Since I was little, I have thrilled at reading food-related passages in novels. In one passage I read, a dish was described so vividly, I felt compelled to re-create it in my own kitchen. It said: “Ruchama . . . fried onions and sprinkled garlic cloves . . . seasoned it with spicy green pepper and coriander seeds and squeezed a lemon and placed a pile of beet leaves . . . in the middle, and within seconds the green pile sunk into the pot and became an aromatic green sauce, into which Ruchama chopped cubes of sheep’s milk cheese and broke three eggs and dripped olive oil.” As I read and my mouth watered, I realized that Ruchama is essentially making a tomato-free version of the North African poached egg dish, shakshuka. Riffing off the “recipe,” I experimented with a spinach shakshuka and, like Ruchama, ended up mopping it up with pita “with great pleasure.”
- Cooking and Prep: 30 m
- Serves: 2
Prepare the Shakshuka
Heat the olive oil in a large pan set over medium heat. Add the onion and jalapeño and cook, stirring occasionally, until softened, six to eight minutes. Add the garlic, coriander, cinnamon, and salt and cook, stirring, until fragrant, one to two minutes.

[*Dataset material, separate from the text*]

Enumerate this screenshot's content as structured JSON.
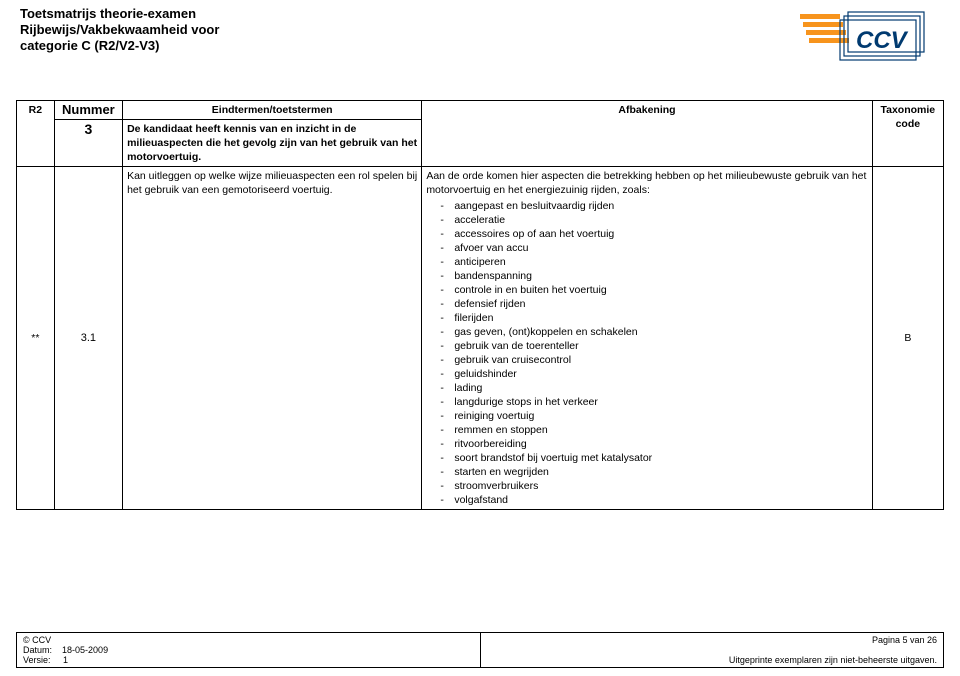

Add the spinach and lemon juice to the pan, turn the heat to low, cover, and cook, tossing occasionally with tongs, until the spinach is very soft, seven to 10 minutes. (If the spinach does not fit all at once in the pan, add a little at a time, adding more as the spinach in the pan wilts.) Uncover and evenly spread the mixture across the bottom of the pan. Use the back of the spoon to make four to six shallow indentations in the surface of the greens mixture to hold the eggs while they cook.
Break the eggs into small cups and gently slide them into the indentations. Raise the heat to medium, cover the pan, and cook until the whites are set but the yolks are still a bit runny, four to five minutes. Remove the pan from the heat. Drizzle a little more olive oil on top and sprinkle with pepper, feta, and cilantro. Serve hot, directly from the pan.